History of War

ALIWAL

“UNDER THE UNIMAGINATIVE COMMAND OF SIR HUGH GOUGH THEY HAD ATTEMPTED TO BULLDOZE THE SIKHS WITH FRONTAL ASSAULTS, BUT HAD PAID DEARLY”

Sometime between 8 and 15 December 1845, Sikh forces crossed the Sutlej River in the Punjab, in northwest India. The exact date of the crossing is a subject of debate, but the result is not – war had broken out between the Sikh Empire and the British.

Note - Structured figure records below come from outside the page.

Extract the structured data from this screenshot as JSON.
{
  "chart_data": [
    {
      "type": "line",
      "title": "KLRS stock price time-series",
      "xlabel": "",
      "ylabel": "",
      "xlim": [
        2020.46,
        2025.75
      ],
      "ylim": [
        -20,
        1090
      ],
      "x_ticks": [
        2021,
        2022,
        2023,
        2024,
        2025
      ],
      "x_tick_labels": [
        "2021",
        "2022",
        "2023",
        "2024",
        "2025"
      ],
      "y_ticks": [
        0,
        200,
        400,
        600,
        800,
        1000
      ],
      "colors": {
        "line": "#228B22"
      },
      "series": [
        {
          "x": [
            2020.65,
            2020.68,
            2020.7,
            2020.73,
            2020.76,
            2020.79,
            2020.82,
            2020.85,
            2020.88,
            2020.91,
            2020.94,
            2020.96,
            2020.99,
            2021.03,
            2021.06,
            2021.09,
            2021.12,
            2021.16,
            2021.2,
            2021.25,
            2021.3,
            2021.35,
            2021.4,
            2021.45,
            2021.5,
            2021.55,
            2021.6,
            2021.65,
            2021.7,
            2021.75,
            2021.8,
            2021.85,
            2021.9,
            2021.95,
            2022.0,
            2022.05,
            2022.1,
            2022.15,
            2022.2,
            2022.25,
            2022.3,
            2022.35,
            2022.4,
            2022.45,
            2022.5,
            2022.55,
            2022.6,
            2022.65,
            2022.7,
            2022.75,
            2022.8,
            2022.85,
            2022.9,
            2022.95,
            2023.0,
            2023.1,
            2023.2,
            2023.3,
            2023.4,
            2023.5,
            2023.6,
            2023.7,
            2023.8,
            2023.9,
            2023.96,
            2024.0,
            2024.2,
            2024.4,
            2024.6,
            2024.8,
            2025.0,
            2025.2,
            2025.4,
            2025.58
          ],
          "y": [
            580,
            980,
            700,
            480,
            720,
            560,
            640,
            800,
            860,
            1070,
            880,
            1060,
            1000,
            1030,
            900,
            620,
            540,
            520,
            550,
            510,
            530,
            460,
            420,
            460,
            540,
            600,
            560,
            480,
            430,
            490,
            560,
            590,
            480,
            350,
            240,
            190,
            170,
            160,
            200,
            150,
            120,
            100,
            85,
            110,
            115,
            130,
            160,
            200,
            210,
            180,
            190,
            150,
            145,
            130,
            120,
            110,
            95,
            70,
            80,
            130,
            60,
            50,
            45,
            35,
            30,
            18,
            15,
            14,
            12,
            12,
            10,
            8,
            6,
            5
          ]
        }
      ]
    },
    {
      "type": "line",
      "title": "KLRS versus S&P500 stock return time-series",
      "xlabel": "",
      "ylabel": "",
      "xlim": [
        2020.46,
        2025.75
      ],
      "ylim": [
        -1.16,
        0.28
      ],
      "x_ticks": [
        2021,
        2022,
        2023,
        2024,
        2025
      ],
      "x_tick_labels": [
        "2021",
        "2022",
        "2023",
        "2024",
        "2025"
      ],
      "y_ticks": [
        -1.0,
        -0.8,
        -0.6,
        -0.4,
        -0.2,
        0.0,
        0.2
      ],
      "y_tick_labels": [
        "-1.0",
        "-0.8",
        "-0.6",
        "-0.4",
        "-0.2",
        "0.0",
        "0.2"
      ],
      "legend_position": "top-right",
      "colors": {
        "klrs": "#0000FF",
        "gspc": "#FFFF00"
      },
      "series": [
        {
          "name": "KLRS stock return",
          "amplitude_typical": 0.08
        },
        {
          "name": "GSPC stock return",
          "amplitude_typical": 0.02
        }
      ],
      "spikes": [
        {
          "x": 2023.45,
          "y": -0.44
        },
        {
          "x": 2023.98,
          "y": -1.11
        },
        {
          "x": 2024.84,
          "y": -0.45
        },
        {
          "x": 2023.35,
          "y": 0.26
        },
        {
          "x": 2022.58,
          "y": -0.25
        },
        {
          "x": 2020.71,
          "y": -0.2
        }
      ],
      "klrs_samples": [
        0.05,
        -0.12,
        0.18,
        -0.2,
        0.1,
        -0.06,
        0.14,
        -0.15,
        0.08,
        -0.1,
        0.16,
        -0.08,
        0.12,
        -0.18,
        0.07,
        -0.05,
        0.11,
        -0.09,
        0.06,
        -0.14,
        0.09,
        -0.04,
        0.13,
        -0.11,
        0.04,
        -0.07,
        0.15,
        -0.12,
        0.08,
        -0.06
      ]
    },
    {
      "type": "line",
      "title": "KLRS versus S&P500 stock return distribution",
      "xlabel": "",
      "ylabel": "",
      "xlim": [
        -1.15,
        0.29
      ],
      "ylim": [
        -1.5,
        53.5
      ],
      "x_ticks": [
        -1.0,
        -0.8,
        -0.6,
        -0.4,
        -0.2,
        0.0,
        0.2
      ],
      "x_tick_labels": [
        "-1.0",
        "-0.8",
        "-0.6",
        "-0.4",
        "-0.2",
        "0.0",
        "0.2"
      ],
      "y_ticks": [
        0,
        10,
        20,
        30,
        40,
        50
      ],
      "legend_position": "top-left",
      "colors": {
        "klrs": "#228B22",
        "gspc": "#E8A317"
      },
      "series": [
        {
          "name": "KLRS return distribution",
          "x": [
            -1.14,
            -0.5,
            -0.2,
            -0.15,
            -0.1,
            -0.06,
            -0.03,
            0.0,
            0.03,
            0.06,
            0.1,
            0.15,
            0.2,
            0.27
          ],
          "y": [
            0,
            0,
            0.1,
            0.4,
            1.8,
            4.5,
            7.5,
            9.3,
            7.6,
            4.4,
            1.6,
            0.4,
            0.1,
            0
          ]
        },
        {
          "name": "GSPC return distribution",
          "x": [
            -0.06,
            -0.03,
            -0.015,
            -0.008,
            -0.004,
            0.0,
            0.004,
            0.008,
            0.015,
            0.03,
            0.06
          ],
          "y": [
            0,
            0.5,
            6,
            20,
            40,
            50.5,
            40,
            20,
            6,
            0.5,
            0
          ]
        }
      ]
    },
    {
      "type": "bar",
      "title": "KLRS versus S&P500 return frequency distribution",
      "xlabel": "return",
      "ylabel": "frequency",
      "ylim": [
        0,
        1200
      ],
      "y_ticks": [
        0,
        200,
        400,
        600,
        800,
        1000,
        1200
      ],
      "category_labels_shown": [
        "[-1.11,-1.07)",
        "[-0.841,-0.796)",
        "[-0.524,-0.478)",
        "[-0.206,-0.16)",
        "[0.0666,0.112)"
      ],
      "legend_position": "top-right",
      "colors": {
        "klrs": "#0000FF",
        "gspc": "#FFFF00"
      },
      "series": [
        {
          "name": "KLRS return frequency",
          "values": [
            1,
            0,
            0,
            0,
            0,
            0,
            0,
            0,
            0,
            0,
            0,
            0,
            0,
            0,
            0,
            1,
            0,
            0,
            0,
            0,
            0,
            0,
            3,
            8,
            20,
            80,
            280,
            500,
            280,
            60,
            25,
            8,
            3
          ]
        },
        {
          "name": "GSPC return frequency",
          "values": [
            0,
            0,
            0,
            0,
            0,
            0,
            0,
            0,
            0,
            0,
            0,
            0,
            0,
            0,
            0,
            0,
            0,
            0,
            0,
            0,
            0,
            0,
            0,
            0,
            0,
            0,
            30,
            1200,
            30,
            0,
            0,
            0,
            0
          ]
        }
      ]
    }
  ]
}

Tensions had been building in the region for years. The British East India Company, which had already taken control of the bulk of the country, did not have plans to attack the Sikhs, viewing them as a valuable buffer between British possessions and the states to the north. Despite this, the Sikhs were perceived as a potential threat, not least because their armed forces had expanded dramatically under Maharajah Ranjit Singh. After first uniting the various Sikh states, starting in 1801, he completely rebuilt the Sikh Army, placing a disciplined infantry force at its heart and relegating the cavalry to a supporting role. A massive artillery arm was also steadily built up and by the time of Ranjit Singh’s death, in 1839, the Sikh Army was arguably the strongest in India and the strongest the British East India Company had ever faced.

After the death of the great leader, the Sikh state began to suffer as rival factions competed for power. This, together with a rapid escalation in the size of the army (from around 38,000 at the time of Ranjit Singh’s death to 70,000 by 1845), caused the British to become nervous.